At today’s meeting, the Council discussed the Information on Financial Stability for Q3 2020, focusing on the coronavirus pandemic’s impact on economic activity, public finances and overall financial stability in the country.
Discussing the international economic environment trends, it stated that economic activity in the euro area, after a record decline of 12.1% in the second quarter of this year, recorded a growth of 12.7% in Q3. However, compared to year-on-year, the economy in the euro area recorded a 4.3% decline.
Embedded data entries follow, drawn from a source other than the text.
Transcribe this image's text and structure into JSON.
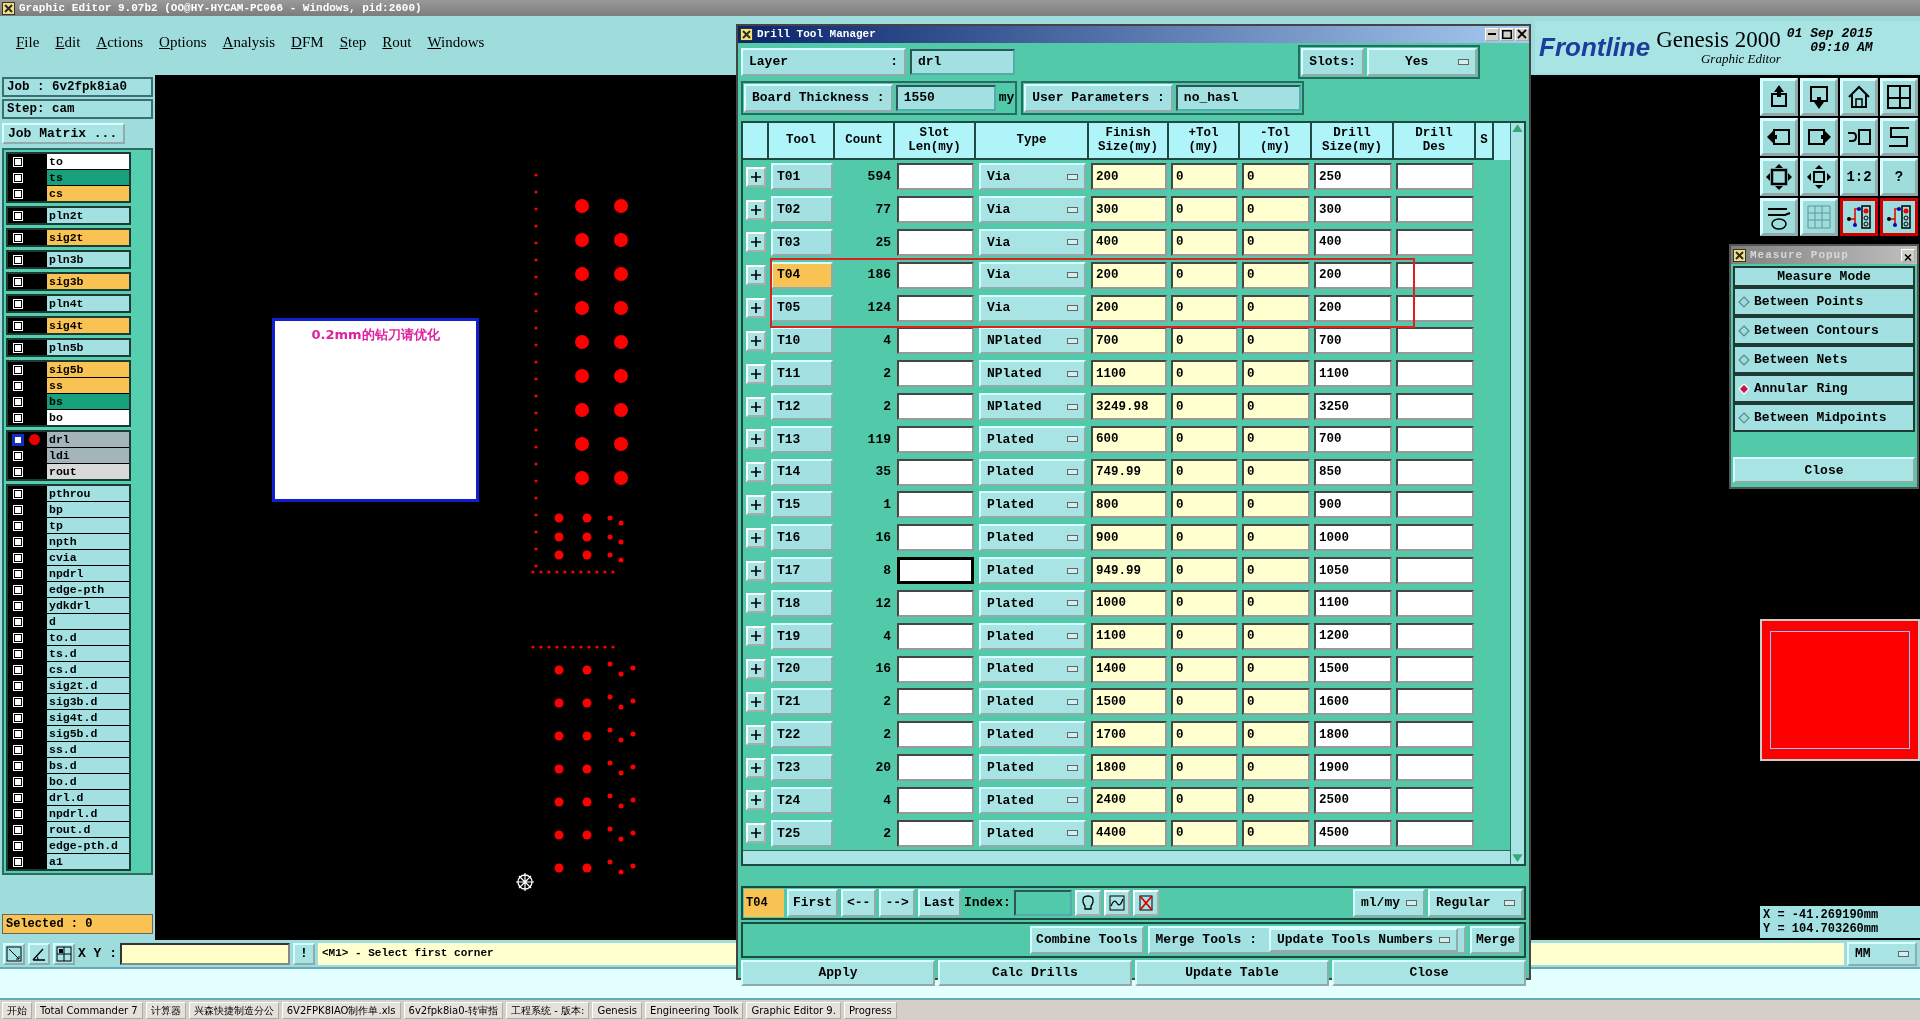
{
  "window": {
    "title": "Graphic Editor 9.07b2 (OO@HY-HYCAM-PC066 - Windows, pid:2600)"
  },
  "menu": [
    "File",
    "Edit",
    "Actions",
    "Options",
    "Analysis",
    "DFM",
    "Step",
    "Rout",
    "Windows"
  ],
  "brand": {
    "logo": "Frontline",
    "product": "Genesis 2000",
    "subtitle": "Graphic Editor",
    "date": "01 Sep 2015",
    "time": "09:10 AM"
  },
  "job": {
    "job": "Job : 6v2fpk8ia0",
    "step": "Step: cam",
    "matrix_button": "Job Matrix ...",
    "selected_count": "Selected : 0"
  },
  "layer_groups": [
    {
      "layers": [
        {
          "name": "to",
          "color": "#ffffff",
          "active": false
        },
        {
          "name": "ts",
          "color": "#17a07c",
          "active": false
        },
        {
          "name": "cs",
          "color": "#f9c353",
          "active": false
        }
      ]
    },
    {
      "layers": [
        {
          "name": "pln2t",
          "color": "#a2e0e2",
          "active": false
        }
      ]
    },
    {
      "layers": [
        {
          "name": "sig2t",
          "color": "#f9c353",
          "active": false
        }
      ]
    },
    {
      "layers": [
        {
          "name": "pln3b",
          "color": "#a2e0e2",
          "active": false
        }
      ]
    },
    {
      "layers": [
        {
          "name": "sig3b",
          "color": "#f9c353",
          "active": false
        }
      ]
    },
    {
      "layers": [
        {
          "name": "pln4t",
          "color": "#a2e0e2",
          "active": false
        }
      ]
    },
    {
      "layers": [
        {
          "name": "sig4t",
          "color": "#f9c353",
          "active": false
        }
      ]
    },
    {
      "layers": [
        {
          "name": "pln5b",
          "color": "#a2e0e2",
          "active": false
        }
      ]
    },
    {
      "layers": [
        {
          "name": "sig5b",
          "color": "#f9c353",
          "active": false
        },
        {
          "name": "ss",
          "color": "#f9c353",
          "active": false
        },
        {
          "name": "bs",
          "color": "#17a07c",
          "active": false
        },
        {
          "name": "bo",
          "color": "#ffffff",
          "active": false
        }
      ]
    },
    {
      "layers": [
        {
          "name": "drl",
          "color": "#a3b5b9",
          "active": true
        },
        {
          "name": "ldi",
          "color": "#a3b5b9",
          "active": false
        },
        {
          "name": "rout",
          "color": "#d9d9d9",
          "active": false
        }
      ]
    },
    {
      "layers": [
        {
          "name": "pthrou",
          "color": "#a2e0e2",
          "active": false
        },
        {
          "name": "bp",
          "color": "#a2e0e2",
          "active": false
        },
        {
          "name": "tp",
          "color": "#a2e0e2",
          "active": false
        },
        {
          "name": "npth",
          "color": "#a2e0e2",
          "active": false
        },
        {
          "name": "cvia",
          "color": "#a2e0e2",
          "active": false
        },
        {
          "name": "npdrl",
          "color": "#a2e0e2",
          "active": false
        },
        {
          "name": "edge-pth",
          "color": "#a2e0e2",
          "active": false
        },
        {
          "name": "ydkdrl",
          "color": "#a2e0e2",
          "active": false
        },
        {
          "name": "d",
          "color": "#a2e0e2",
          "active": false
        },
        {
          "name": "to.d",
          "color": "#a2e0e2",
          "active": false
        },
        {
          "name": "ts.d",
          "color": "#a2e0e2",
          "active": false
        },
        {
          "name": "cs.d",
          "color": "#a2e0e2",
          "active": false
        },
        {
          "name": "sig2t.d",
          "color": "#a2e0e2",
          "active": false
        },
        {
          "name": "sig3b.d",
          "color": "#a2e0e2",
          "active": false
        },
        {
          "name": "sig4t.d",
          "color": "#a2e0e2",
          "active": false
        },
        {
          "name": "sig5b.d",
          "color": "#a2e0e2",
          "active": false
        },
        {
          "name": "ss.d",
          "color": "#a2e0e2",
          "active": false
        },
        {
          "name": "bs.d",
          "color": "#a2e0e2",
          "active": false
        },
        {
          "name": "bo.d",
          "color": "#a2e0e2",
          "active": false
        },
        {
          "name": "drl.d",
          "color": "#a2e0e2",
          "active": false
        },
        {
          "name": "npdrl.d",
          "color": "#a2e0e2",
          "active": false
        },
        {
          "name": "rout.d",
          "color": "#a2e0e2",
          "active": false
        },
        {
          "name": "edge-pth.d",
          "color": "#a2e0e2",
          "active": false
        },
        {
          "name": "a1",
          "color": "#a2e0e2",
          "active": false
        }
      ]
    }
  ],
  "canvas": {
    "note": "0.2mm的钻刀请优化"
  },
  "toolbar": [
    {
      "kind": "up",
      "highlighted": false
    },
    {
      "kind": "down",
      "highlighted": false
    },
    {
      "kind": "home",
      "highlighted": false
    },
    {
      "kind": "window",
      "highlighted": false
    },
    {
      "kind": "left",
      "highlighted": false
    },
    {
      "kind": "right",
      "highlighted": false
    },
    {
      "kind": "undo",
      "highlighted": false
    },
    {
      "kind": "snake",
      "highlighted": false
    },
    {
      "kind": "fit",
      "highlighted": false
    },
    {
      "kind": "center",
      "highlighted": false
    },
    {
      "kind": "label",
      "label": "1:2",
      "highlighted": false
    },
    {
      "kind": "label",
      "label": "?",
      "highlighted": false
    },
    {
      "kind": "tools",
      "highlighted": false
    },
    {
      "kind": "grid",
      "highlighted": false
    },
    {
      "kind": "circuit",
      "highlighted": true
    },
    {
      "kind": "circuit",
      "highlighted": true
    }
  ],
  "coordinates": {
    "x": "X = -41.269190mm",
    "y": "Y = 104.703260mm"
  },
  "command_bar": {
    "xy_label": "X Y :",
    "bang": "!",
    "prompt": "<M1> - Select first corner",
    "units": "MM"
  },
  "drill_manager": {
    "title": "Drill Tool Manager",
    "layer_label": "Layer",
    "colon": ":",
    "layer": "drl",
    "slots_label": "Slots:",
    "slots": "Yes",
    "thickness_label": "Board Thickness :",
    "thickness": "1550",
    "thickness_unit": "my",
    "params_label": "User Parameters :",
    "params": "no_hasl",
    "columns": [
      "Tool",
      "Count",
      "Slot\nLen(my)",
      "Type",
      "Finish\nSize(my)",
      "+Tol\n(my)",
      "-Tol\n(my)",
      "Drill\nSize(my)",
      "Drill\nDes",
      "S"
    ],
    "rows": [
      {
        "tool": "T01",
        "count": "594",
        "type": "Via",
        "finish": "200",
        "plus_tol": "0",
        "minus_tol": "0",
        "drill_size": "250",
        "selected": false,
        "marked": false,
        "focused": false
      },
      {
        "tool": "T02",
        "count": "77",
        "type": "Via",
        "finish": "300",
        "plus_tol": "0",
        "minus_tol": "0",
        "drill_size": "300",
        "selected": false,
        "marked": false,
        "focused": false
      },
      {
        "tool": "T03",
        "count": "25",
        "type": "Via",
        "finish": "400",
        "plus_tol": "0",
        "minus_tol": "0",
        "drill_size": "400",
        "selected": false,
        "marked": false,
        "focused": false
      },
      {
        "tool": "T04",
        "count": "186",
        "type": "Via",
        "finish": "200",
        "plus_tol": "0",
        "minus_tol": "0",
        "drill_size": "200",
        "selected": true,
        "marked": true,
        "focused": false
      },
      {
        "tool": "T05",
        "count": "124",
        "type": "Via",
        "finish": "200",
        "plus_tol": "0",
        "minus_tol": "0",
        "drill_size": "200",
        "selected": false,
        "marked": true,
        "focused": false
      },
      {
        "tool": "T10",
        "count": "4",
        "type": "NPlated",
        "finish": "700",
        "plus_tol": "0",
        "minus_tol": "0",
        "drill_size": "700",
        "selected": false,
        "marked": false,
        "focused": false
      },
      {
        "tool": "T11",
        "count": "2",
        "type": "NPlated",
        "finish": "1100",
        "plus_tol": "0",
        "minus_tol": "0",
        "drill_size": "1100",
        "selected": false,
        "marked": false,
        "focused": false
      },
      {
        "tool": "T12",
        "count": "2",
        "type": "NPlated",
        "finish": "3249.98",
        "plus_tol": "0",
        "minus_tol": "0",
        "drill_size": "3250",
        "selected": false,
        "marked": false,
        "focused": false
      },
      {
        "tool": "T13",
        "count": "119",
        "type": "Plated",
        "finish": "600",
        "plus_tol": "0",
        "minus_tol": "0",
        "drill_size": "700",
        "selected": false,
        "marked": false,
        "focused": false
      },
      {
        "tool": "T14",
        "count": "35",
        "type": "Plated",
        "finish": "749.99",
        "plus_tol": "0",
        "minus_tol": "0",
        "drill_size": "850",
        "selected": false,
        "marked": false,
        "focused": false
      },
      {
        "tool": "T15",
        "count": "1",
        "type": "Plated",
        "finish": "800",
        "plus_tol": "0",
        "minus_tol": "0",
        "drill_size": "900",
        "selected": false,
        "marked": false,
        "focused": false
      },
      {
        "tool": "T16",
        "count": "16",
        "type": "Plated",
        "finish": "900",
        "plus_tol": "0",
        "minus_tol": "0",
        "drill_size": "1000",
        "selected": false,
        "marked": false,
        "focused": false
      },
      {
        "tool": "T17",
        "count": "8",
        "type": "Plated",
        "finish": "949.99",
        "plus_tol": "0",
        "minus_tol": "0",
        "drill_size": "1050",
        "selected": false,
        "marked": false,
        "focused": true
      },
      {
        "tool": "T18",
        "count": "12",
        "type": "Plated",
        "finish": "1000",
        "plus_tol": "0",
        "minus_tol": "0",
        "drill_size": "1100",
        "selected": false,
        "marked": false,
        "focused": false
      },
      {
        "tool": "T19",
        "count": "4",
        "type": "Plated",
        "finish": "1100",
        "plus_tol": "0",
        "minus_tol": "0",
        "drill_size": "1200",
        "selected": false,
        "marked": false,
        "focused": false
      },
      {
        "tool": "T20",
        "count": "16",
        "type": "Plated",
        "finish": "1400",
        "plus_tol": "0",
        "minus_tol": "0",
        "drill_size": "1500",
        "selected": false,
        "marked": false,
        "focused": false
      },
      {
        "tool": "T21",
        "count": "2",
        "type": "Plated",
        "finish": "1500",
        "plus_tol": "0",
        "minus_tol": "0",
        "drill_size": "1600",
        "selected": false,
        "marked": false,
        "focused": false
      },
      {
        "tool": "T22",
        "count": "2",
        "type": "Plated",
        "finish": "1700",
        "plus_tol": "0",
        "minus_tol": "0",
        "drill_size": "1800",
        "selected": false,
        "marked": false,
        "focused": false
      },
      {
        "tool": "T23",
        "count": "20",
        "type": "Plated",
        "finish": "1800",
        "plus_tol": "0",
        "minus_tol": "0",
        "drill_size": "1900",
        "selected": false,
        "marked": false,
        "focused": false
      },
      {
        "tool": "T24",
        "count": "4",
        "type": "Plated",
        "finish": "2400",
        "plus_tol": "0",
        "minus_tol": "0",
        "drill_size": "2500",
        "selected": false,
        "marked": false,
        "focused": false
      },
      {
        "tool": "T25",
        "count": "2",
        "type": "Plated",
        "finish": "4400",
        "plus_tol": "0",
        "minus_tol": "0",
        "drill_size": "4500",
        "selected": false,
        "marked": false,
        "focused": false
      }
    ],
    "current_tool": "T04",
    "nav": [
      "First",
      "<--",
      "-->",
      "Last"
    ],
    "index_label": "Index:",
    "units": "ml/my",
    "mode": "Regular",
    "combine": "Combine Tools",
    "merge_label": "Merge Tools :",
    "merge_mode": "Update Tools Numbers",
    "merge": "Merge",
    "actions": [
      "Apply",
      "Calc Drills",
      "Update Table",
      "Close"
    ]
  },
  "measure_popup": {
    "title": "Measure Popup",
    "header": "Measure Mode",
    "options": [
      {
        "label": "Between Points",
        "selected": false
      },
      {
        "label": "Between Contours",
        "selected": false
      },
      {
        "label": "Between Nets",
        "selected": false
      },
      {
        "label": "Annular Ring",
        "selected": true
      },
      {
        "label": "Between Midpoints",
        "selected": false
      }
    ],
    "close": "Close"
  },
  "taskbar": [
    "开始",
    "Total Commander 7",
    "计算器",
    "兴森快捷制造分公",
    "6V2FPK8IAO制作单.xls",
    "6v2fpk8ia0-转审指",
    "工程系统 - 版本:",
    "Genesis",
    "Engineering Toolk",
    "Graphic Editor 9.",
    "Progress"
  ]
}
The IMF forecasted economic activity in the euro area in 2020 to fall by 8.3%.
Concerning the domestic macroeconomic environment, during the first nine months of the current year, negative trends were recorded in tourism (77% decrease in the number of tourist arrivals and 79.7% in the number of overnight stays), construction (7.9% decrease in the value of performed construction works and 3.8% in effective working hours), industrial production (decrease of 1.5%), etc. Consumption recorded a significant decline, reflected in the goods retail trade turnover annual decline of 23.4%.
It further stated that the crisis has increased the vulnerability of public finances in Montenegro. On the one hand, revenues are declining due to declining economic activity and on the other hand, due to the need for increased allocations to repair the pandemic. The Council assessed that the recent Eurobonds issue has reduced the fiscal sphere risk since funds were provided to repay public debt and finance public spending in the next year. The following year will also be characterised by high uncertainty resulting from the pandemic unpredictability. For this reason, as well as considering that the achieved interest rate is favourable, the Council positively evaluates this transaction.
So far, the banking sector has shown good resilience to the crisis. The solvency ratio at the end of Q3 this year was 19.3%, slightly lower than at the end of Q2 when it was 19.6%. Bank liquidity is also satisfactory. NPLs recorded a slight increase at the end of the third quarter, amounted to 5.6%. The materialisation of the newly emerging crisis through non-performing loans’ growth is not currently systemic. Still, it deals with some individual banks, although with significant market shares. The insurance market is also stable. According to the data for the first three quarters of this year, all insurance companies are solvent, liquid and profitable.
Given the impact analysis of different factors, the Council concluded that financial stability has been preserved so far. Still, due to the high uncertainty brought by the current crisis, and objective risks that can materialise, all actors in the financial sector must carefully monitor and examine the market signals in detail and take adequate measures to maintain stability in the future.